After a short wait, a nurse took his vitals, an ER tech washed the gash with a saline solution and he got a tetanus shot because he couldn't remember when he'd had his last one.

Then the doctor came in, draped the area and sutured the wound, a two-layer job that required 29 stitches. Budris was on his way roughly two hours after arriving at the hospital.

That was in July.

The bill arrived last month.

Go ahead, take a wild guess before you read the next paragraph. Are you ready?

Two bills, one for ER costs and one for the doctor's fee, totaled nearly $5,000.

Dr. Budris was floored.

As a physician, he's well aware that emergency room treatment is very expensive. But knowing the true cost of the limited supplies and labor required to treat such a minor wound, he found the experience more than a little disturbing.

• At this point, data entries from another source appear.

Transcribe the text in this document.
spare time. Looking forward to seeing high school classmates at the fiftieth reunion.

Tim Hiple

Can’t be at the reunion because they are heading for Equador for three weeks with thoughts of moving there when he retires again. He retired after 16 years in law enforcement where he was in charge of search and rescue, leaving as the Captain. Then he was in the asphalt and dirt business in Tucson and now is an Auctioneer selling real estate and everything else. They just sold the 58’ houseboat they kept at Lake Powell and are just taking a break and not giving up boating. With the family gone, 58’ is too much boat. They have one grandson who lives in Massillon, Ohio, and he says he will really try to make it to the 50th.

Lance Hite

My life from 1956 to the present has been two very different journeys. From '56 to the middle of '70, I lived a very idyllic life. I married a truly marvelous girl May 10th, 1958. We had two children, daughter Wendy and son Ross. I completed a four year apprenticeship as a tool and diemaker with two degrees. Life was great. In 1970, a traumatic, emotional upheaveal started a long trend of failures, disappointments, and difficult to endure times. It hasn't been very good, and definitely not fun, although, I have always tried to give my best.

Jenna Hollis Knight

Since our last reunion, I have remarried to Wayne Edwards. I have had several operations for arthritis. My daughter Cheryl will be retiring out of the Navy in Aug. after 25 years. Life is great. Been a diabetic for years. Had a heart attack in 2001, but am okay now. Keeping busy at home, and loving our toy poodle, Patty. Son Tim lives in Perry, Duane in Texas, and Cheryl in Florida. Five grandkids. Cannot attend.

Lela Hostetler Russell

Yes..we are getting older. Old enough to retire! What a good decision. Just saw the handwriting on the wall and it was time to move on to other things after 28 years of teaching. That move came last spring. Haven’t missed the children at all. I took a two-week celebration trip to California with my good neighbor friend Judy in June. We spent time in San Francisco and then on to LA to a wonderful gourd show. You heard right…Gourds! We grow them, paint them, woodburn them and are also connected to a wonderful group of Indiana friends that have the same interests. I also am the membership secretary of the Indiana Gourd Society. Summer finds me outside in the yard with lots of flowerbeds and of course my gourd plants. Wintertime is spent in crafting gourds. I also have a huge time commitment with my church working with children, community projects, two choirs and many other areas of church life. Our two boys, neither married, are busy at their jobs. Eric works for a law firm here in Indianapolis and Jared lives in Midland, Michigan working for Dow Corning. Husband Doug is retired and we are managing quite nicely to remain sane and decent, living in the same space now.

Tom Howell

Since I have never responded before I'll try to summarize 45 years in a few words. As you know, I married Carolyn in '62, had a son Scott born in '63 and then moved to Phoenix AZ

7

For one thing, he could barely understand the bill sent him by the hospital, which he asked me not to name. I agreed after checking around and finding that the charges were not out of whack with other ERs. Budris' story isn't about one hospital.

Instead, it's a snapshot of a healthcare system gone mad, in which doctors are discouraged, hospitals go out of business and costs are inflated in a shell game between health insurance companies and medical service providers, while the patients who pay their bills get shafted.

But back to Budris' bill. It listed something called "M/S SUPPLY GENERAL," which came to $1,247. Then there was another $2,425 for "EMERGENCY ROOM GENERAL."